Cependant, avant l’avènement de la polythérapie (MDT) dans les années 1980, les traitements étaient limités et la maladie souvent progressive, expliquant la persistance de l’isolement et de la stigmatisation. Cette longue histoire de coexistence avec la lèpre a sans doute profondément influencé les imaginaires collectifs et les récits fondateurs.

“Il est fascinant de constater comment les récits populaires peuvent, malgré les siècles, conserver des traces de réalités historiques et sociales”, explique Dr Amina Rachidi, anthropologue spécialiste des cultures de l’Océan Indien. L’idée que nos ancêtres djinns étaient en fait des lépreux n’est pas une démythification visant à nier la richesse de notre patrimoine, mais plutôt une invitation à réinterpréter nos mythes à travers le prisme de l’histoire et de la santé publique. Cela ne diminue en rien la profondeur de ces récits, mais leur donne une dimension humaine supplémentaire, celle de la résilience face à la maladie, à la déformation et à la marginalisation.
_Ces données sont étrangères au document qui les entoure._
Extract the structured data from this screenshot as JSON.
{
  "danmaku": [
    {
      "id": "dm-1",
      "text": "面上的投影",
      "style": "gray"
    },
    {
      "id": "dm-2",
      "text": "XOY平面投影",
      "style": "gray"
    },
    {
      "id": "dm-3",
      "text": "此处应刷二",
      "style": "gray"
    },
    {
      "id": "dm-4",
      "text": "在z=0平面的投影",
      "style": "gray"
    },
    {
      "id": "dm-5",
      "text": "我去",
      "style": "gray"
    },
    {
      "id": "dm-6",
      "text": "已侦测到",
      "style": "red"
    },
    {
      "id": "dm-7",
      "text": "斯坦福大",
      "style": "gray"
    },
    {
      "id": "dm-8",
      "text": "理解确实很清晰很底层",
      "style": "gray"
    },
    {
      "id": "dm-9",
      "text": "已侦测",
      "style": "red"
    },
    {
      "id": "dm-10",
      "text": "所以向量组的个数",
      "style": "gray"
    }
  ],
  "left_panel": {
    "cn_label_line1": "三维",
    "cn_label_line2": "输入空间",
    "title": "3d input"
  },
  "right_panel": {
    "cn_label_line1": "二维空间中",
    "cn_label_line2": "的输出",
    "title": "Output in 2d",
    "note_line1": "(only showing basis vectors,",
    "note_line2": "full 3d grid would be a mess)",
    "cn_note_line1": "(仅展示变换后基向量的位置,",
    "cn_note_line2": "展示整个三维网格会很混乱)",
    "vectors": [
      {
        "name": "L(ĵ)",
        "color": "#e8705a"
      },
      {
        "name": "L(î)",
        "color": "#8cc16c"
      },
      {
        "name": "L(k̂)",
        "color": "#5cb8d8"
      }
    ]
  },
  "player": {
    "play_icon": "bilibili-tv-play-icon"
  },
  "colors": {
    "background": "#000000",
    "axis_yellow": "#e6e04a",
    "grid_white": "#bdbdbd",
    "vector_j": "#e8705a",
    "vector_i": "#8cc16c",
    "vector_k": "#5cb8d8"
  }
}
Cette hypothèse, bien que non scientifiquement prouvée et relevant davantage de l’anthropologie interprétative, se veut ouvrir une voie de réflexion passionnante et passionnelle sur la manière dont les sociétés anciennes interprétaient et intégraient les maladies épidémiques dans leur cosmogonie. Elle invite également à une relecture des mythes comoriens, non plus seulement comme des contes fantastiques, mais aussi comme des témoignages codés d’un passé où la maladie, le mystère et la survie étaient inextricablement liés. Si nos ancêtres djinns étaient effectivement des lépreux, cela jette une lumière nouvelle sur la force de l’esprit humain à transcender la souffrance par le récit et l’imaginaire.